I came home from this year’s Texas Association of Cactus and Succulent Societies (TACSS) seminar with a Melocactus Salvadorensis, the first melocactus I have added to my collection.


Native to Mexico, the Caribbean, Central America, and northern South America, this is a cactus you won’t find just anywhere for sale. This particular one, M. Salvadorensis, is found in Brazil. Depending on the lighting, the body sometimes looks gray-blue, like here, but at other times, more green, like in the picture below. Same plant, just a different view. You can see from this angle what makes this cactus distinctive, the cephalium in the center on top of the plant. You can also see the remains of the pink flowers that had already closed by the time I bought it.


The cephalium is covered with white wool and orange or red bristles, and grows taller as the plant matures. Once the cephalium starts to form and grow, the body of the cactus stops growing! The plant stays about the same size, but the cephalium continues to grow upward. Obviously, mine is old enough to have a cephalium, but young enough that it is not very tall yet. I have no idea how old this plant is, perhaps anywhere from five to ten years old, maybe older.

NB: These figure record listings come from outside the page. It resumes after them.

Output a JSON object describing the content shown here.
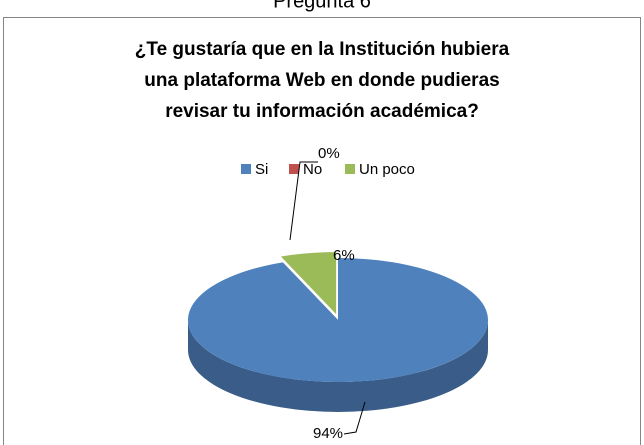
{
  "heading": "Pregunta 6",
  "chart_data": {
    "type": "pie3d",
    "title": [
      "¿Te gustaría que en la Institución hubiera",
      "una plataforma Web en donde pudieras",
      "revisar tu información académica?"
    ],
    "categories": [
      "Si",
      "No",
      "Un poco"
    ],
    "values": [
      94,
      0,
      6
    ],
    "value_labels": [
      "94%",
      "0%",
      "6%"
    ],
    "colors": [
      "#4f81bd",
      "#c0504d",
      "#9bbb59"
    ],
    "legend": "top"
  }
}
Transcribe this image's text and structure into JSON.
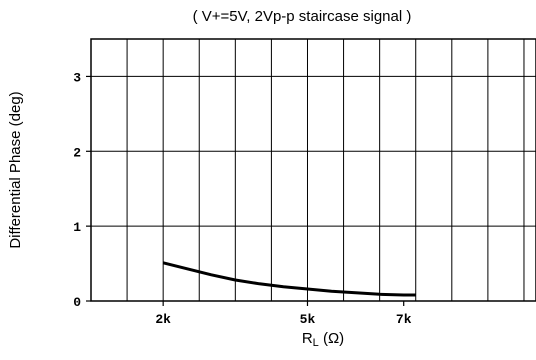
{
  "chart_data": {
    "type": "line",
    "title": "",
    "subtitle": "( V+=5V, 2Vp-p staircase signal )",
    "ylabel": "Differential Phase (deg)",
    "xlabel_main": "R",
    "xlabel_sub": "L",
    "xlabel_unit": " (Ω)",
    "ylim": [
      0,
      3.5
    ],
    "yticks": [
      {
        "value": 0,
        "label": "0"
      },
      {
        "value": 1,
        "label": "1"
      },
      {
        "value": 2,
        "label": "2"
      },
      {
        "value": 3,
        "label": "3"
      }
    ],
    "xlim": [
      0.5,
      9.75
    ],
    "xticks": [
      {
        "value": 2,
        "label": "2k"
      },
      {
        "value": 5,
        "label": "5k"
      },
      {
        "value": 7,
        "label": "7k"
      }
    ],
    "xgrid": [
      1.25,
      2,
      2.75,
      3.5,
      4.25,
      5,
      5.75,
      6.5,
      7.25,
      8,
      8.75,
      9.5
    ],
    "ygrid": [
      0,
      1,
      2,
      3
    ],
    "grid": true,
    "series": [
      {
        "x": [
          2.0,
          2.5,
          3.0,
          3.5,
          4.0,
          4.5,
          5.0,
          5.5,
          6.0,
          6.5,
          7.0,
          7.25
        ],
        "y": [
          0.51,
          0.43,
          0.35,
          0.28,
          0.23,
          0.19,
          0.16,
          0.13,
          0.11,
          0.09,
          0.08,
          0.08
        ]
      }
    ]
  }
}
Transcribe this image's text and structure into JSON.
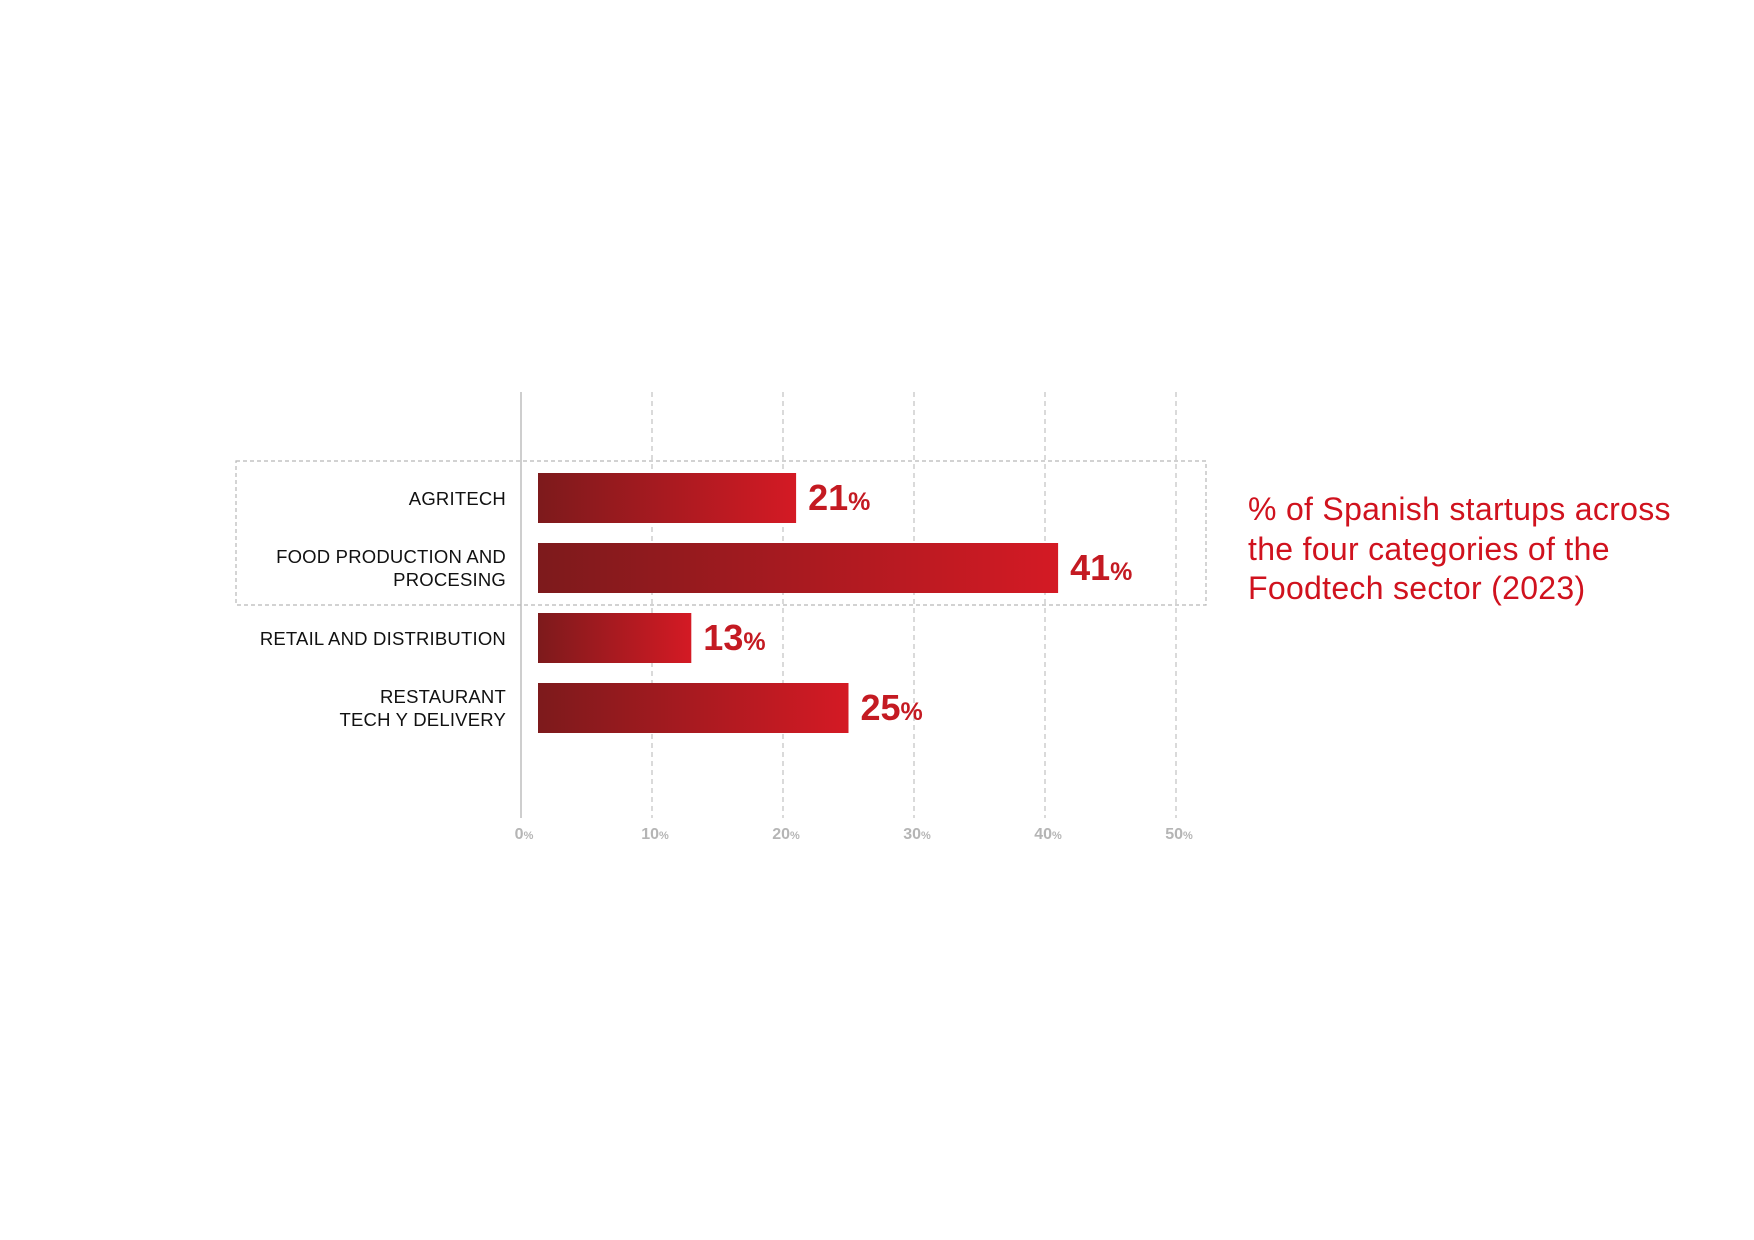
{
  "chart_data": {
    "type": "bar",
    "orientation": "horizontal",
    "title": "% of Spanish startups across the four categories of the Foodtech sector (2023)",
    "categories": [
      "AGRITECH",
      "FOOD PRODUCTION AND\nPROCESING",
      "RETAIL AND DISTRIBUTION",
      "RESTAURANT\nTECH Y DELIVERY"
    ],
    "values": [
      21,
      41,
      13,
      25
    ],
    "value_suffix": "%",
    "xlim": [
      0,
      50
    ],
    "xticks": [
      "0",
      "10",
      "20",
      "30",
      "40",
      "50"
    ],
    "xtick_suffix": "%",
    "grid": "vertical dashed",
    "highlighted_group": [
      "AGRITECH",
      "FOOD PRODUCTION AND\nPROCESING"
    ],
    "colors": {
      "bar_dark": "#7d1a1c",
      "bar_light": "#d41a24",
      "value_text": "#c41a22",
      "title": "#d0121e",
      "grid": "#bbbbbb",
      "tick_text": "#b5b5b5"
    }
  }
}
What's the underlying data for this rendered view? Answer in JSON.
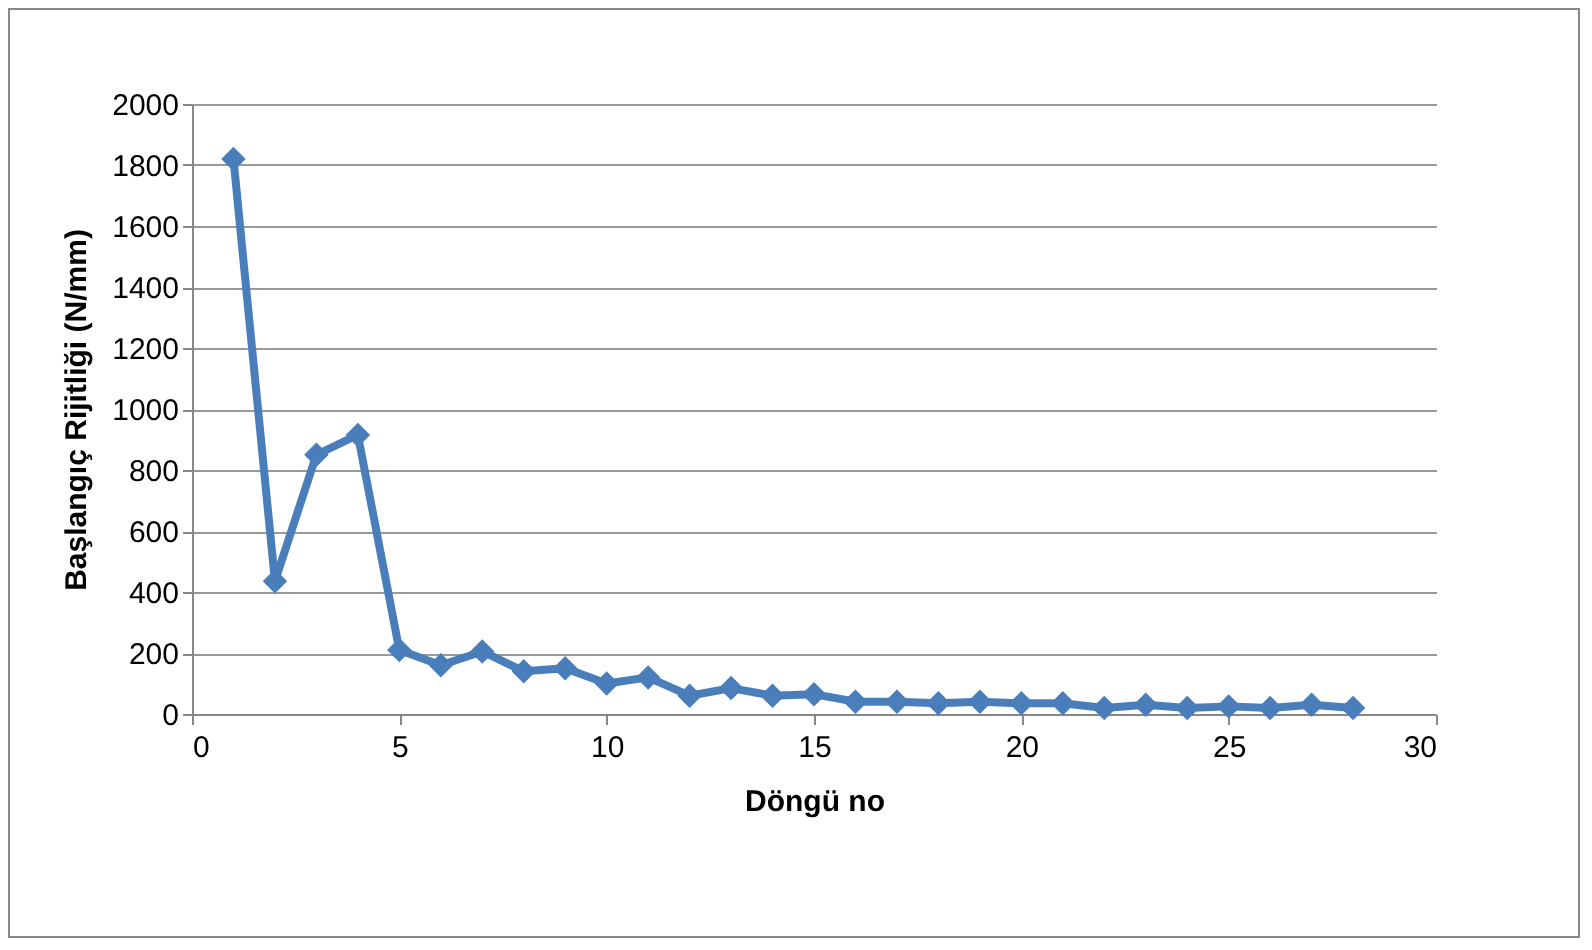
{
  "chart_data": {
    "type": "line",
    "xlabel": "Döngü no",
    "ylabel": "Başlangıç Rijitliği (N/mm)",
    "x": [
      1,
      2,
      3,
      4,
      5,
      6,
      7,
      8,
      9,
      10,
      11,
      12,
      13,
      14,
      15,
      16,
      17,
      18,
      19,
      20,
      21,
      22,
      23,
      24,
      25,
      26,
      27,
      28
    ],
    "series": [
      {
        "color": "#4a7ebb",
        "values": [
          1820,
          435,
          850,
          915,
          210,
          160,
          205,
          140,
          150,
          100,
          120,
          60,
          85,
          60,
          65,
          40,
          40,
          35,
          40,
          35,
          35,
          20,
          30,
          20,
          25,
          20,
          30,
          20
        ]
      }
    ],
    "xlim": [
      0,
      30
    ],
    "xticks": [
      0,
      5,
      10,
      15,
      20,
      25,
      30
    ],
    "ylim": [
      0,
      2000
    ],
    "yticks": [
      0,
      200,
      400,
      600,
      800,
      1000,
      1200,
      1400,
      1600,
      1800,
      2000
    ],
    "grid": "y",
    "legend": false,
    "marker": "diamond",
    "line_style": "solid"
  }
}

To give you an idea how it will look over time, these Melocactus peruvianus found in Peru and shared with us by Guillermo Rivera at the Mid-States Cactus and Succulent Conference in Independence, Missouri this June, are old enough that they have much taller cephaliums. And they will continue to get taller as time goes by.


                                                                                                                                Photo courtesy of Guillermo Rivera

The growing season for this species is from April to October, and it will rest from October to next year’s April when I hope it will bloom again and perhaps add some growth to that cephalium. They are said to not tolerate the cold, so it will stay inside for the winter where it can stay snug and warm till it warms up next year.